On Thursday, the Haifa Magistrate’s Court lifted a gag order on the arrest of Kayyal, a freelance journalist who was taken into custody while trying to enter Israel from Jordan after having spent almost three weeks in Lebanon.
The Shin Bet (Israel Security Agency) said a few hours before Kayyal’s release on Thursday that the 24-year-old Haifa native had used a travel document from the Palestinian Authority to journey from Amman to Beirut on March 24, and that there was suspicion that a Lebanese terrorist organization may have tried to recruit him. They pointed out that Kayyal had participated in a small Gaza protest flotilla in 2011, sailing toward the coastal territory before Israeli authorities arrested and questioned him.
Following his trip to Lebanon, Kayyal could face charges of traveling to an enemy state.

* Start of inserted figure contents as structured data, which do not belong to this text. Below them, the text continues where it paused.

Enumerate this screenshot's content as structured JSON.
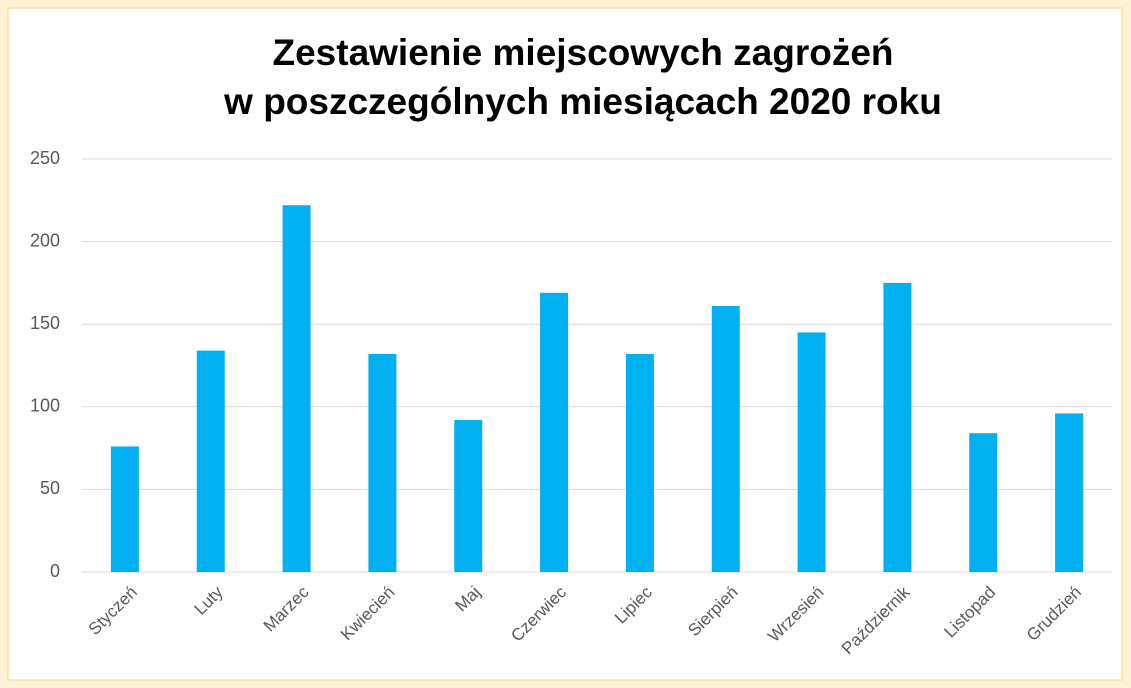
{
  "chart_data": {
    "type": "bar",
    "title": [
      "Zestawienie miejscowych zagrożeń",
      "w poszczególnych miesiącach 2020 roku"
    ],
    "categories": [
      "Styczeń",
      "Luty",
      "Marzec",
      "Kwiecień",
      "Maj",
      "Czerwiec",
      "Lipiec",
      "Sierpień",
      "Wrzesień",
      "Październik",
      "Listopad",
      "Grudzień"
    ],
    "values": [
      76,
      134,
      222,
      132,
      92,
      169,
      132,
      161,
      145,
      175,
      84,
      96
    ],
    "color": "#00b0f0",
    "ylim": [
      0,
      250
    ],
    "yticks": [
      0,
      50,
      100,
      150,
      200,
      250
    ],
    "grid": true
  }
}
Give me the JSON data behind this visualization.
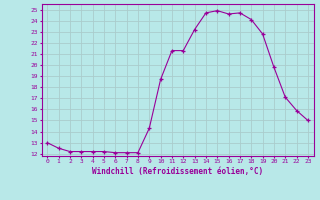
{
  "x": [
    0,
    1,
    2,
    3,
    4,
    5,
    6,
    7,
    8,
    9,
    10,
    11,
    12,
    13,
    14,
    15,
    16,
    17,
    18,
    19,
    20,
    21,
    22,
    23
  ],
  "y": [
    13.0,
    12.5,
    12.2,
    12.2,
    12.2,
    12.2,
    12.1,
    12.1,
    12.1,
    14.3,
    18.7,
    21.3,
    21.3,
    23.2,
    24.7,
    24.9,
    24.6,
    24.7,
    24.1,
    22.8,
    19.8,
    17.1,
    15.9,
    15.0
  ],
  "line_color": "#990099",
  "marker": "+",
  "bg_color": "#b8e8e8",
  "grid_color": "#aacccc",
  "xlabel": "Windchill (Refroidissement éolien,°C)",
  "xlabel_color": "#990099",
  "tick_color": "#990099",
  "ylim": [
    11.8,
    25.5
  ],
  "xlim": [
    -0.5,
    23.5
  ],
  "yticks": [
    12,
    13,
    14,
    15,
    16,
    17,
    18,
    19,
    20,
    21,
    22,
    23,
    24,
    25
  ],
  "xticks": [
    0,
    1,
    2,
    3,
    4,
    5,
    6,
    7,
    8,
    9,
    10,
    11,
    12,
    13,
    14,
    15,
    16,
    17,
    18,
    19,
    20,
    21,
    22,
    23
  ]
}
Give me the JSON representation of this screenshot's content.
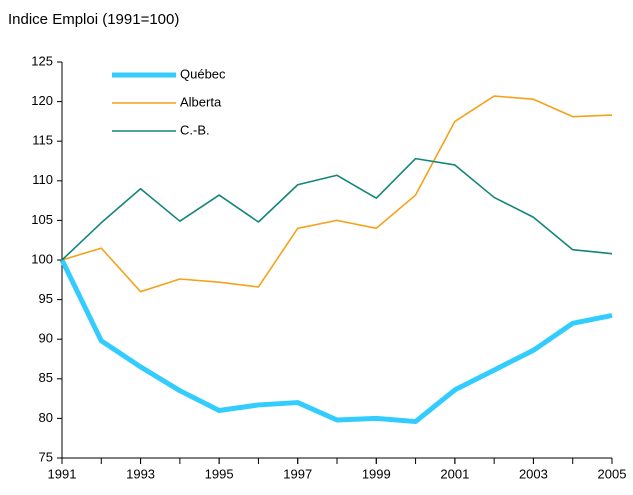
{
  "chart_data": {
    "type": "line",
    "title": "Indice Emploi (1991=100)",
    "x": [
      1991,
      1992,
      1993,
      1994,
      1995,
      1996,
      1997,
      1998,
      1999,
      2000,
      2001,
      2002,
      2003,
      2004,
      2005
    ],
    "series": [
      {
        "name": "Québec",
        "color": "#33ccff",
        "values": [
          100,
          89.8,
          86.5,
          83.5,
          81,
          81.7,
          82,
          79.8,
          80,
          79.6,
          83.6,
          86.1,
          88.6,
          92,
          93
        ]
      },
      {
        "name": "Alberta",
        "color": "#f5a21b",
        "values": [
          100,
          101.5,
          96,
          97.6,
          97.2,
          96.6,
          104,
          105,
          104,
          108.2,
          117.5,
          120.7,
          120.3,
          118.1,
          118.3
        ]
      },
      {
        "name": "C.-B.",
        "color": "#13857d",
        "values": [
          100,
          104.7,
          109,
          104.9,
          108.2,
          104.8,
          109.5,
          110.7,
          107.8,
          112.8,
          112,
          107.9,
          105.4,
          101.3,
          100.8
        ]
      }
    ],
    "xlim": [
      1991,
      2005
    ],
    "xticks": [
      1991,
      1993,
      1995,
      1997,
      1999,
      2001,
      2003,
      2005
    ],
    "ylim": [
      75,
      125
    ],
    "yticks": [
      75,
      80,
      85,
      90,
      95,
      100,
      105,
      110,
      115,
      120,
      125
    ],
    "grid": false
  }
}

According to Adalah – The Legal Center for Arab Minority Rights in Israel, where Kayyal worked as an editor on the website, the journalist was barred from meeting with his lawyers from April 13 to 16, including at the remand hearing a day after his arrest. The organization said this was a direct violation of Kayyal’s right to an attorney and a fair judicial process. Adalah accused the state of violating his rights by detaining him “without clear justification” and by securing a sweeping gag order that prevented the publication of details on his case in the Israeli media.
Kayyal openly wrote about his trip to Beirut on social media and in a post in Arabic on the website “Jadaliyya” titled “The First Time in Beirut.” In the piece, Kayyal, who was in the city to attend a conference marking the 40th anniversary of the founding of As-Safir, the Lebanese paper he writes for, described the experience of visiting Beirut as an Arab Israeli.
Kayyal says of Beirut that “as a Palestinian citizen of Israel, you can see the city as all that is forbidden to you,” before adding, “but as a Palestinian you are not a tourist.” He then described how the street names, the music, and the general environment felt like home, in particular to Arabs from Haifa.
Israelis who travel to Lebanon face the possibility of prosecution upon return to Israel, though a significant number of Israeli journalists with non-Israeli passports have traveled to Lebanon and other enemy states in recent years.